Но Нил уже не слышал ничего. Он жадно осматривал жилище своего сына, пытаясь узнать о нем, о его характере, привычках, увлечениях. Как только закрылась дверь, Нил, как опытный разведчик, начал осмотр. Комната была совсем не похожа на детскую в привычном понимании. Это был большой зал, в котором было все, что только можно было придумать для мальчишки. Нил выбирал для детального просмотра те вещи, которые давно утратили товарный вид, а значит, были особенно любимы маленьким Нилом. Он отметил, что детская железная дорога и коллекция моделей автомобилей и самолетов находятся в идеальном порядке. И тут же вспомнил, как был руган, когда разобрал дорогущие паровозики, привезенные мамой из Германии. Приятно удивил компьютерный центр последнего поколения. Но больше всего Нила привлекли роботы от совсем маленького до громадного, выше его роста.
«Прямо Голливуд какой-то», — подумал Нил. Окончательно забыв про дело, ради которого его пустили в страну маленького Нила, он прошел в следующую комнату. Здесь он удивился еще больше. Это был спортивный зал. Великолепного качества тренажеры всех мастей разместились в просторном помещении. «Да, дед был продвинутый», — одобрительно подумал Нил и пошел дальше разведывать дом.
Спальня была совсем стандартная, и Нила поначалу мало что заинтересовало. Он почему-то потрогал матрац, поправил и без того идеальное покрывало и сел на край. Голова кружилась, и давление явно начало свой болезненный подъем. Нил все-таки осмотрел все вокруг и заметил напротив кровати большой плоский экран, подобных которому никогда прежде не видел. «Интересно, как он включается», — подумал он и стал искать пульт, но поиски ни к чему не привели. Нил немного расстроился и вернулся в зал, там он вспомнил, что надо посмотреть сломанный кондиционер, чем и занялся, и уже через полчаса прохладный воздух наполнил детский мир его пока неведомого сына.
Агаша радостно удивилась, что поломка уже исправлена, и по-домашнему пригласила Нила к ужину. Нил почти ничего не съел, но выпил вина и удалился в кабинет деда. Ключ открыл сейф, в котором хранилось его не пережитое прошлое...

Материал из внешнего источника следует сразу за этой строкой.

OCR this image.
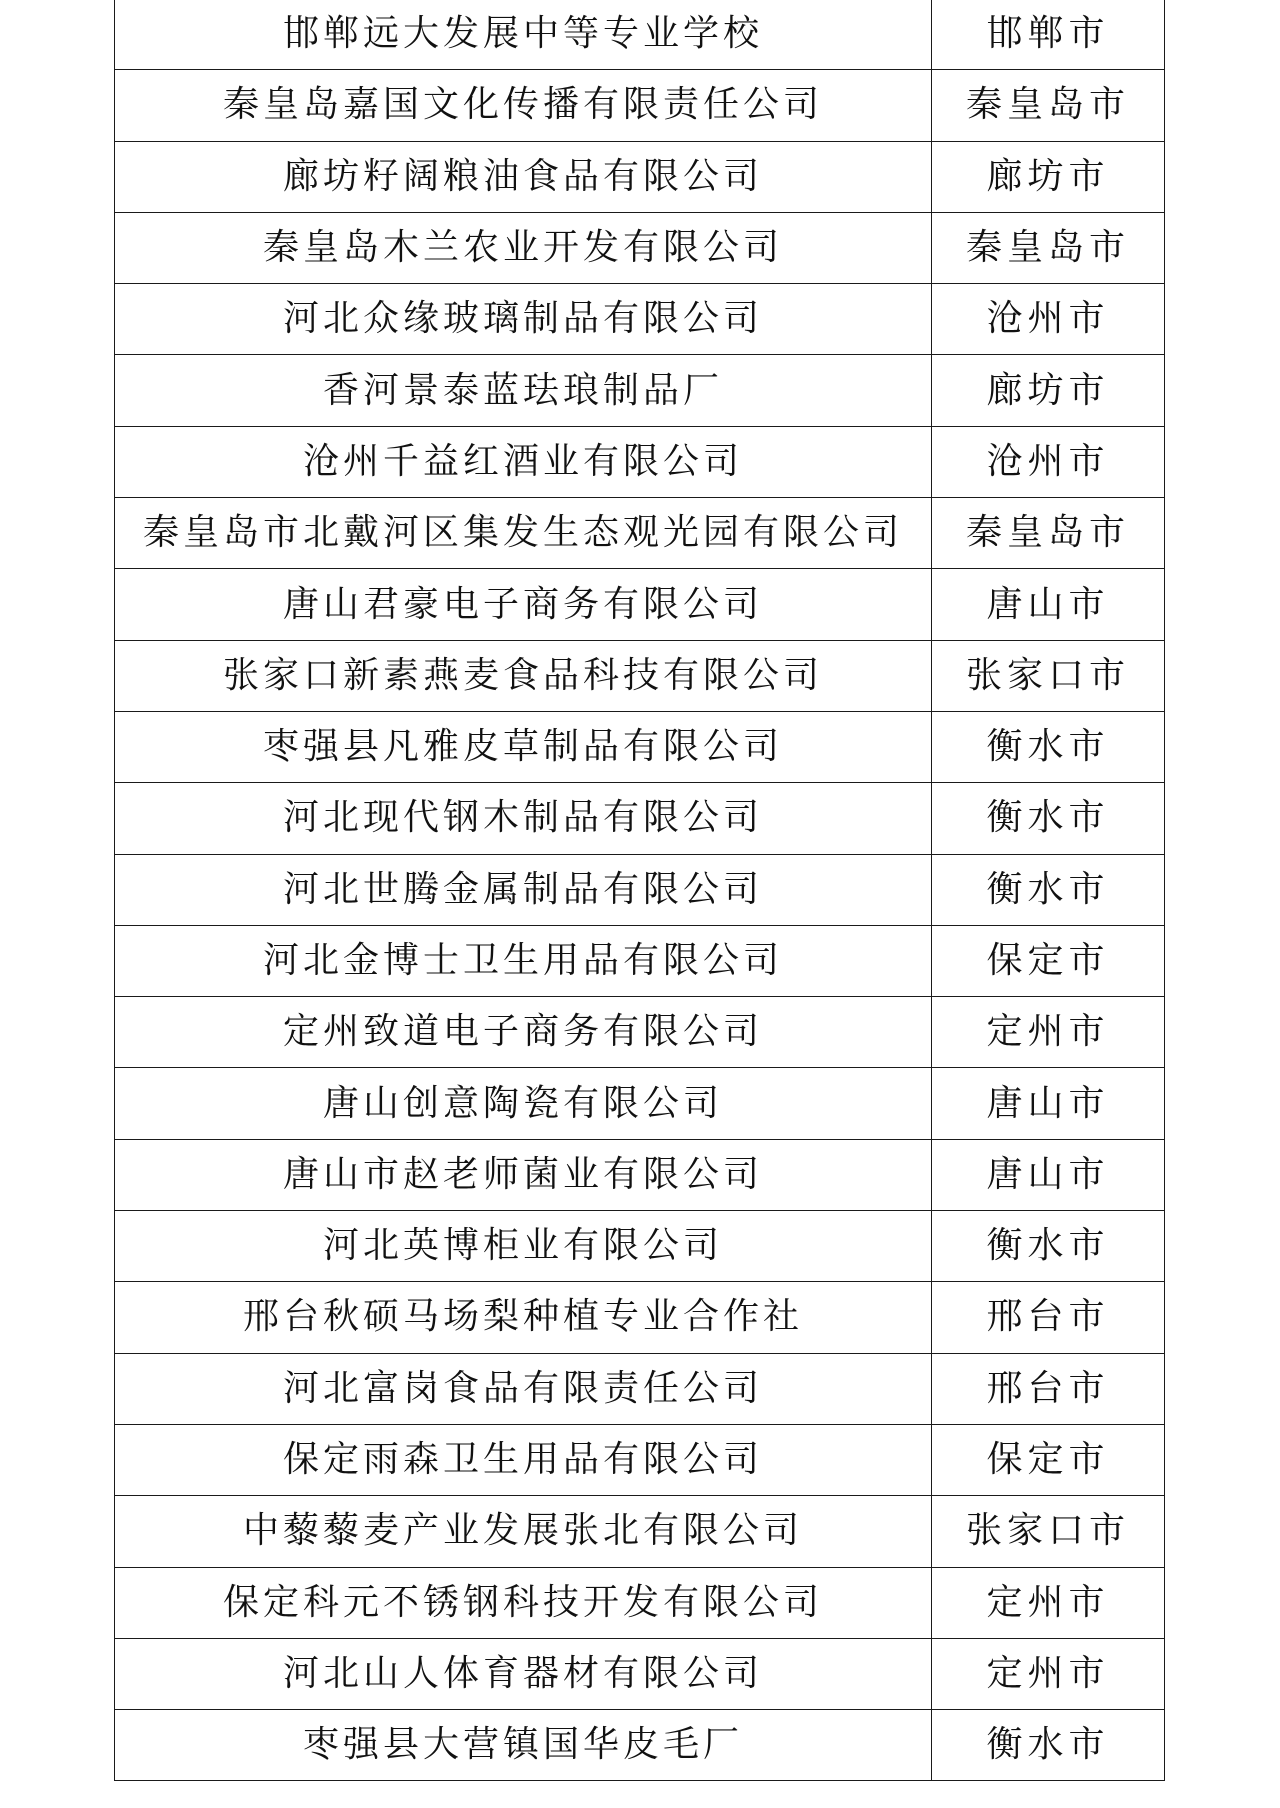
邯郸远大发展中等专业学校	邯郸市
秦皇岛嘉国文化传播有限责任公司	秦皇岛市
廊坊籽阔粮油食品有限公司	廊坊市
秦皇岛木兰农业开发有限公司	秦皇岛市
河北众缘玻璃制品有限公司	沧州市
香河景泰蓝珐琅制品厂	廊坊市
沧州千益红酒业有限公司	沧州市
秦皇岛市北戴河区集发生态观光园有限公司	秦皇岛市
唐山君豪电子商务有限公司	唐山市
张家口新素燕麦食品科技有限公司	张家口市
枣强县凡雅皮草制品有限公司	衡水市
河北现代钢木制品有限公司	衡水市
河北世腾金属制品有限公司	衡水市
河北金博士卫生用品有限公司	保定市
定州致道电子商务有限公司	定州市
唐山创意陶瓷有限公司	唐山市
唐山市赵老师菌业有限公司	唐山市
河北英博柜业有限公司	衡水市
邢台秋硕马场梨种植专业合作社	邢台市
河北富岗食品有限责任公司	邢台市
保定雨森卫生用品有限公司	保定市
中藜藜麦产业发展张北有限公司	张家口市
保定科元不锈钢科技开发有限公司	定州市
河北山人体育器材有限公司	定州市
枣强县大营镇国华皮毛厂	衡水市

После того как Нил перевернул последнюю страницу, все встало на свои места, очень многое прояснилось. У мальчика есть приемная мать, которую он признавал за родную, когда еще была жива Лиз. Теперь эта женщина вышла замуж — и не за кого-нибудь, а за родного отца Лиз, лорда Морвена, и теперь он официально усыновлен сиятельной парой. Но есть выписанное врачами шведского госпиталя свидетельство о рождении мальчика, где в графе «отец» черным по белому написано: Баренцев Нил Романович, гражданин СССР, постоянно проживающий во Франции. Свидетельство Нил с особым трепетом задержал в руках. Перед смертью Макс надеялся, что Нилу удастся найти компромисс с Морвенами относительно судьбы ребенка. Он же, со своей стороны, постарался заложить основы такого компромисса в своем завещании, которое будет оглашено в день похорон. Нил перевел взгляд на потрет, и показалось, что старик улыбнулся ему.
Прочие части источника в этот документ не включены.